Besides, even the dog wouldn’t
have been happy because they wouldn’t have let her keep him. He needed Giada.
And she needed the little dog.
Suddenly she thought she couldn’t
give up: she didn’t know why mum and dad had abandoned her, but maybe if they
had seen her they would have accepted her and kept her with them to be a
family, at last. With that idea Giada’s hands quivered with emotion. For a while
she forgot the cold, the weariness and the fear. The mere thought of a happy
life made her excited.
She started running again keeping
the dog close to her chest. She passed many rows of houses looking for a sign,
something that conveyed her a deep emotion of belonging.
The houses were all similar and
with the dark she could not see much. Giada could not read even a name on the
entry phones. Blocks of flats and detached houses followed one another but she could
not feel the hoped feeling. The puppy, who was now walking by her side, did not
even whimper.
They roamed for a long time and
Giada was about to give up, when all of a sudden the dog started barking
loudly. They were in front of a huge house; the Christmas decorations lit it
and made it
enchanting. A very large garden
surrounded it and the girl noticed a small kennel.
The puppy was barking
incessantly, until Giada started thinking that it was not a coincidence. The
house did not make her remember anything, actually, but she started thinking
that it was her home in the past, and the dog wanted her to understand it.

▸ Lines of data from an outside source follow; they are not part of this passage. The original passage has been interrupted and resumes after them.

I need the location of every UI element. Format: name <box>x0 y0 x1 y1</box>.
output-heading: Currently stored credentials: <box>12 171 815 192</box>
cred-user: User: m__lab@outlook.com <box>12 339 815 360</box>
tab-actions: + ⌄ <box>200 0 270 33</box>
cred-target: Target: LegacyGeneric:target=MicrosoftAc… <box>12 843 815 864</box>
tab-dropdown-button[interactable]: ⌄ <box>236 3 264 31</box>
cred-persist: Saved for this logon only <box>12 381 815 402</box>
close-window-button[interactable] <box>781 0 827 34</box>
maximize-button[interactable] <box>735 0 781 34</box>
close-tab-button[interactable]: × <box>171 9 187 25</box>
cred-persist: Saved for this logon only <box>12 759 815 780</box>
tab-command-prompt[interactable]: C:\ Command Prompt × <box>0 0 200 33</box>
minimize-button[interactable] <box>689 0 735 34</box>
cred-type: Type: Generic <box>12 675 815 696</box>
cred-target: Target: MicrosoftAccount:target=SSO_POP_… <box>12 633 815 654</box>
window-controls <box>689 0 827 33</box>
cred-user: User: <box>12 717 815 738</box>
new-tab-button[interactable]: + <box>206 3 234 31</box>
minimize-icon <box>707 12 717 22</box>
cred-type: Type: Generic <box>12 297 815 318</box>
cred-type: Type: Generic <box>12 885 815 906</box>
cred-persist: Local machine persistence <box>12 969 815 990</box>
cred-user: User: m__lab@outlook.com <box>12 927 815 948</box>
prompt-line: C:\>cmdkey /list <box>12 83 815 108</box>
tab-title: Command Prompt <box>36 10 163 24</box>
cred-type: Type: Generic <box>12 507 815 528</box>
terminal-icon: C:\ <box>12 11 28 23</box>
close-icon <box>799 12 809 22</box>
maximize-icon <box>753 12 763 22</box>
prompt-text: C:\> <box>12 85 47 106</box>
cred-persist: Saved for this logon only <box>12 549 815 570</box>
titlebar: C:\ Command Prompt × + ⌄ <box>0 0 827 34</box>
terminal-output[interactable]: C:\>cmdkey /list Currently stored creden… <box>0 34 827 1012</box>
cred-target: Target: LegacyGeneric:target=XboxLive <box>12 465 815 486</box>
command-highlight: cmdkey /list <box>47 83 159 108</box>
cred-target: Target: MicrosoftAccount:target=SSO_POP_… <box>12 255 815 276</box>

She took him in her hands and,
after she had collected all the bravery she had in her body, she rang the bell.
However, she had to do it many times before someone decided to open.

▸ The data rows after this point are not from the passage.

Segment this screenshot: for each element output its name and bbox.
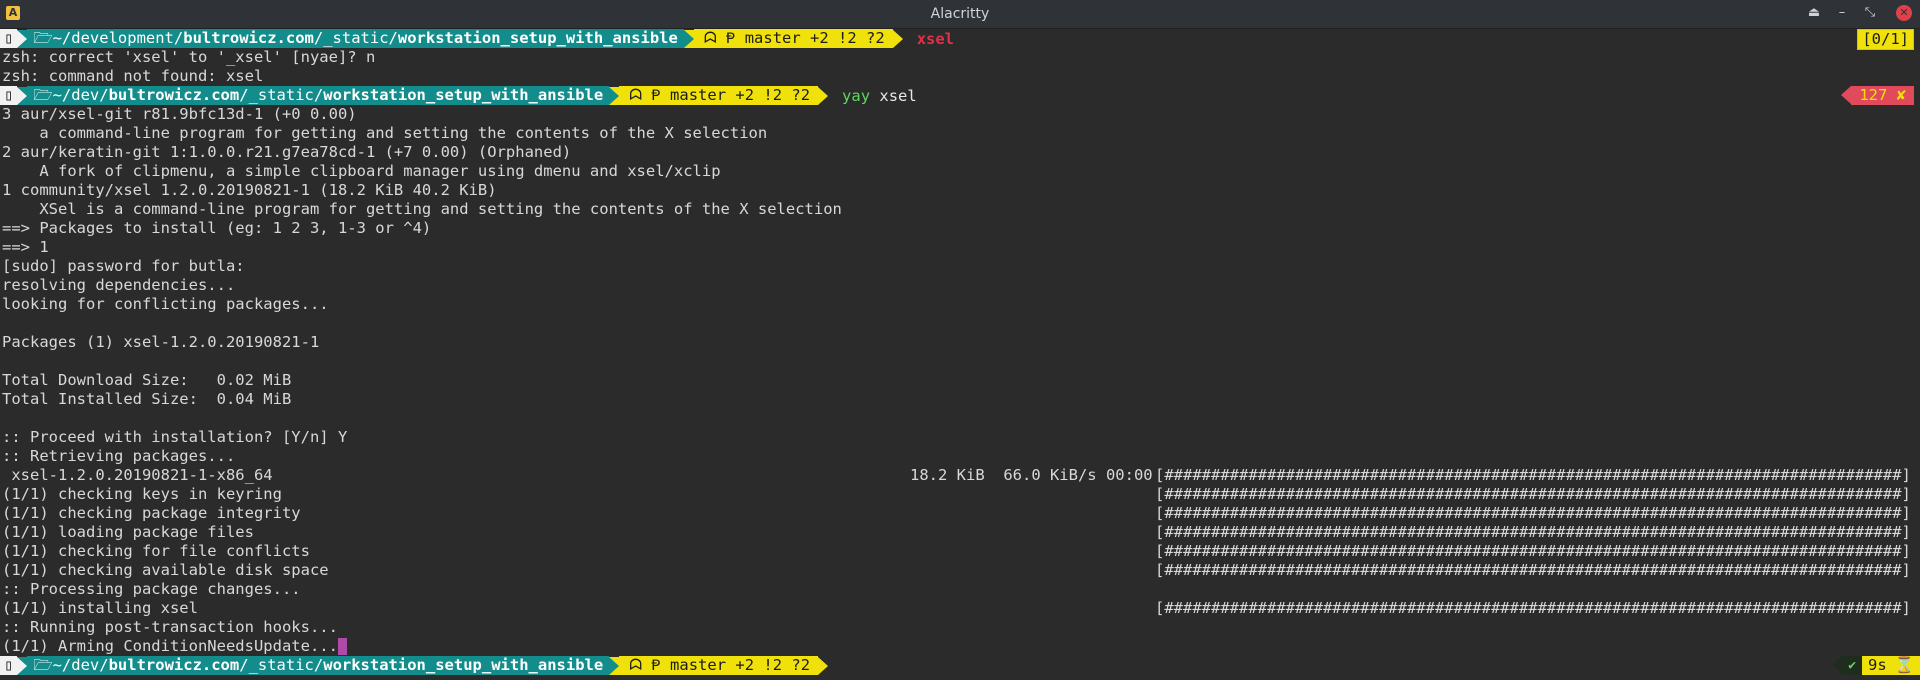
command-text: xsel [916,29,955,48]
git-status: ᗣ Ᵽ master +2 !2 ?2 [619,86,819,105]
progress-bar: [#######################################… [1155,485,1920,503]
command-arg: xsel [870,86,917,105]
git-icon: ᗣ Ᵽ [703,29,736,47]
close-button[interactable]: ✕ [1896,5,1912,21]
output-line: ==> 1 [2,238,49,256]
git-status: ᗣ Ᵽ master +2 !2 ?2 [619,656,819,675]
prompt-path: 🗁~/dev/bultrowicz.com/_static/workstatio… [27,86,610,105]
output-line: A fork of clipmenu, a simple clipboard m… [2,162,721,180]
progress-bar: [#######################################… [1155,542,1920,560]
progress-bar: [#######################################… [1155,599,1920,617]
output-line: (1/1) loading package files [2,523,254,541]
output-line: Total Installed Size: 0.04 MiB [2,390,292,408]
output-line: :: Running post-transaction hooks... [2,618,338,636]
output-line: (1/1) installing xsel [2,599,198,617]
output-line: xsel-1.2.0.20190821-1-x86_64 [2,466,273,484]
command-status-badge: ✔ 9s ⌛ [1832,656,1920,675]
output-line: :: Proceed with installation? [Y/n] Y [2,428,348,446]
output-line: 1 community/xsel 1.2.0.20190821-1 (18.2 … [2,181,497,199]
output-line: (1/1) Arming ConditionNeedsUpdate... [2,637,347,656]
output-line: ==> Packages to install (eg: 1 2 3, 1-3 … [2,219,432,237]
os-icon: ▯ [0,86,18,105]
prompt-line-3: ▯ 🗁~/dev/bultrowicz.com/_static/workstati… [0,656,829,675]
command-name: yay [842,86,871,105]
folder-icon: 🗁 [33,86,53,104]
output-line: looking for conflicting packages... [2,295,329,313]
prompt-path: 🗁~/dev/bultrowicz.com/_static/workstatio… [27,656,610,675]
success-check-icon: ✔ [1842,656,1863,675]
prompt-line-2: ▯ 🗁~/dev/bultrowicz.com/_static/workstati… [0,86,917,105]
output-line: Packages (1) xsel-1.2.0.20190821-1 [2,333,320,351]
output-line: (1/1) checking available disk space [2,561,329,579]
folder-icon: 🗁 [33,29,53,47]
window-title: Alacritty [930,6,990,22]
os-icon: ▯ [0,656,18,675]
window-titlebar: A Alacritty ⏏ – ⤡ ✕ [0,0,1920,29]
terminal-output[interactable]: ▯ 🗁~/development/bultrowicz.com/_static/w… [0,29,1920,680]
git-status: ᗣ Ᵽ master +2 !2 ?2 [693,29,893,48]
output-line: [sudo] password for butla: [2,257,245,275]
progress-bar: [#######################################… [1155,561,1920,579]
output-line: a command-line program for getting and s… [2,124,768,142]
exit-code-badge: 127 ✘ [1841,86,1914,105]
output-line: :: Retrieving packages... [2,447,236,465]
job-count-badge: [0/1] [1857,29,1914,50]
minimize-button[interactable]: – [1834,5,1850,21]
output-line: resolving dependencies... [2,276,236,294]
progress-bar: [#######################################… [1155,466,1920,484]
download-stats: 18.2 KiB 66.0 KiB/s 00:00 [910,466,1153,484]
output-line: XSel is a command-line program for getti… [2,200,842,218]
prompt-line-1: ▯ 🗁~/development/bultrowicz.com/_static/w… [0,29,954,48]
os-icon: ▯ [0,29,18,48]
output-line: :: Processing package changes... [2,580,301,598]
maximize-button[interactable]: ⤡ [1862,5,1878,21]
folder-icon: 🗁 [33,656,53,674]
output-line: zsh: command not found: xsel [2,67,264,85]
output-line: zsh: correct 'xsel' to '_xsel' [nyae]? n [2,48,376,66]
terminal-cursor [337,638,347,655]
output-line: 2 aur/keratin-git 1:1.0.0.r21.g7ea78cd-1… [2,143,572,161]
output-line: (1/1) checking for file conflicts [2,542,310,560]
prompt-path: 🗁~/development/bultrowicz.com/_static/wo… [27,29,684,48]
hourglass-icon: ⌛ [1892,656,1920,675]
duration-text: 9s [1862,656,1893,675]
keep-above-icon[interactable]: ⏏ [1806,5,1822,21]
output-line: (1/1) checking package integrity [2,504,301,522]
progress-bar: [#######################################… [1155,504,1920,522]
output-line: 3 aur/xsel-git r81.9bfc13d-1 (+0 0.00) [2,105,357,123]
git-icon: ᗣ Ᵽ [629,656,661,674]
git-icon: ᗣ Ᵽ [629,86,661,104]
output-line: Total Download Size: 0.02 MiB [2,371,292,389]
progress-bar: [#######################################… [1155,523,1920,541]
output-line: (1/1) checking keys in keyring [2,485,282,503]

A stout man who looked tired and
angry arrived. It took him some time before he understood that the bell had
been rung by a child: she was little, dressed with an outworn pyjama, weak and
pale. Giada let out a word she didn’t remember having ever said:
- Dad.
The man bowed his head to one
side and he burst into loud laughter. At that moment a woman peeped out from
the door. She seemed sleepy too. Giada called her “Mum”.
“I’m not your mother”, she said
“but the one you have in your arms is my dog. Good girl, you brought it back”.

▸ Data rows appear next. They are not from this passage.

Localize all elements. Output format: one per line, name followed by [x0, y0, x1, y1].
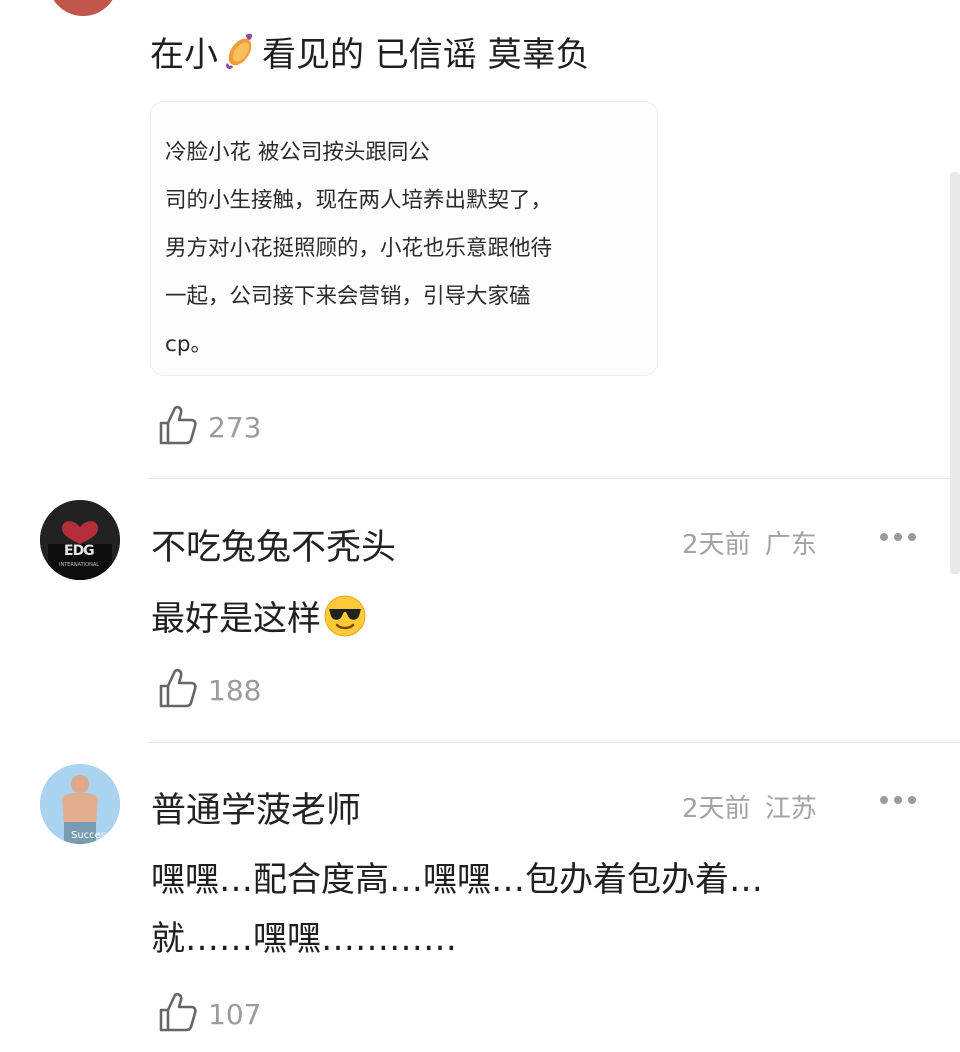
avatar-label: EDG — [64, 543, 95, 559]
username[interactable]: 普通学菠老师 — [151, 782, 361, 833]
dot-icon — [880, 533, 888, 541]
comment-text-after: 看见的 已信谣 莫辜负 — [262, 35, 590, 75]
scrollbar[interactable] — [950, 172, 960, 574]
thumbs-up-icon — [158, 404, 198, 450]
quoted-post-card[interactable]: 冷脸小花 被公司按头跟同公 司的小生接触，现在两人培养出默契了， 男方对小花挺照… — [150, 101, 658, 376]
comment-time: 2天前 — [682, 794, 751, 824]
like-count: 273 — [208, 410, 262, 444]
quote-line: cp。 — [165, 332, 212, 357]
avatar[interactable] — [48, 0, 118, 16]
comment-text-before: 在小 — [150, 35, 218, 75]
like-button[interactable]: 107 — [158, 991, 261, 1037]
thumbs-up-icon — [158, 667, 198, 713]
comment-meta: 2天前 江苏 — [682, 788, 817, 825]
quote-line: 司的小生接触，现在两人培养出默契了， — [165, 188, 553, 213]
thumbs-up-icon — [158, 991, 198, 1037]
comment-time: 2天前 — [682, 530, 751, 560]
divider — [148, 742, 960, 743]
quote-line: 男方对小花挺照顾的，小花也乐意跟他待 — [165, 236, 553, 261]
dot-icon — [908, 796, 916, 804]
quote-line: 一起，公司接下来会营销，引导大家磕 — [165, 284, 531, 309]
sweet-potato-icon — [220, 30, 260, 79]
comment-meta: 2天前 广东 — [682, 524, 817, 561]
comment-text: 最好是这样 — [151, 594, 367, 647]
dot-icon — [894, 796, 902, 804]
dot-icon — [894, 533, 902, 541]
more-options-button[interactable] — [880, 533, 916, 541]
like-count: 107 — [208, 997, 262, 1031]
more-options-button[interactable] — [880, 796, 916, 804]
like-button[interactable]: 273 — [158, 404, 261, 450]
comment-location: 广东 — [764, 530, 817, 560]
comment-text: 在小 看见的 已信谣 莫辜负 — [150, 30, 590, 79]
like-button[interactable]: 188 — [158, 667, 261, 713]
avatar[interactable]: Success — [40, 764, 120, 844]
username[interactable]: 不吃兔兔不秃头 — [151, 519, 396, 570]
quote-line: 冷脸小花 被公司按头跟同公 — [165, 140, 430, 165]
comment-line: 就……嘿嘿………… — [151, 919, 457, 959]
comment-location: 江苏 — [764, 794, 817, 824]
avatar-label: Success — [71, 830, 112, 841]
comment-body: 最好是这样 — [151, 599, 321, 639]
avatar-sublabel: INTERNATIONAL — [59, 562, 100, 568]
sunglasses-emoji-icon — [323, 594, 367, 647]
avatar[interactable]: EDG INTERNATIONAL — [40, 500, 120, 580]
like-count: 188 — [208, 673, 262, 707]
dot-icon — [880, 796, 888, 804]
dot-icon — [908, 533, 916, 541]
divider — [148, 478, 960, 479]
comment-line: 嘿嘿…配合度高…嘿嘿…包办着包办着… — [151, 860, 763, 900]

Her tone wasn’t sweet at all, but surly and sarcastic.
The woman got closer to the gate
and leaned forward. She stretched out her arms. Giada, still shaken because of
what she had just learnt, found herself forced to give back the puppy, with whom
she had struck up a friendship, who had made her feel safe, who she had
whispered her fears, pains and secrets to.
She ran away in tears. How much
disappointment, how much regret!
Her legs implored her to stop,
but she didn’t listen to them. She ran again, until a noise stopped her. The
sound of small and fast steps accompanied by a subdued whimper.
It was the little dog. After
escaping again from his owners’ house, he had found her. Wagging his tail, he
hopped around her.
«Why did you return?», the little
girl asked, while tears sprang from her blue eyes. The pet, among his barking,
seemed to say: - Because I love you - .
Giada walked again, while the dog
followed her, happy. But this time she could not neglect the
exhaustion that was overwhelming
her. She decided to satisfy those poor, little, frozen feet.
Exhausted, she fell in a corner
of the street. She did not move anymore. Weariness caught her all of a sudden. The girl
and the dog did not make a sound anymore. The puppy curled up on her lap.
Her eyelids got heavy. Her eyes
shut and she could not prevent them.
The day after, a man was
impressed by a dog’s barking: he found the little girl’s body, lifeless. She had
passed away leaving behind her shoulders all the pain she had felt in the
years, but conscious that she had pursued a dream and known friendship.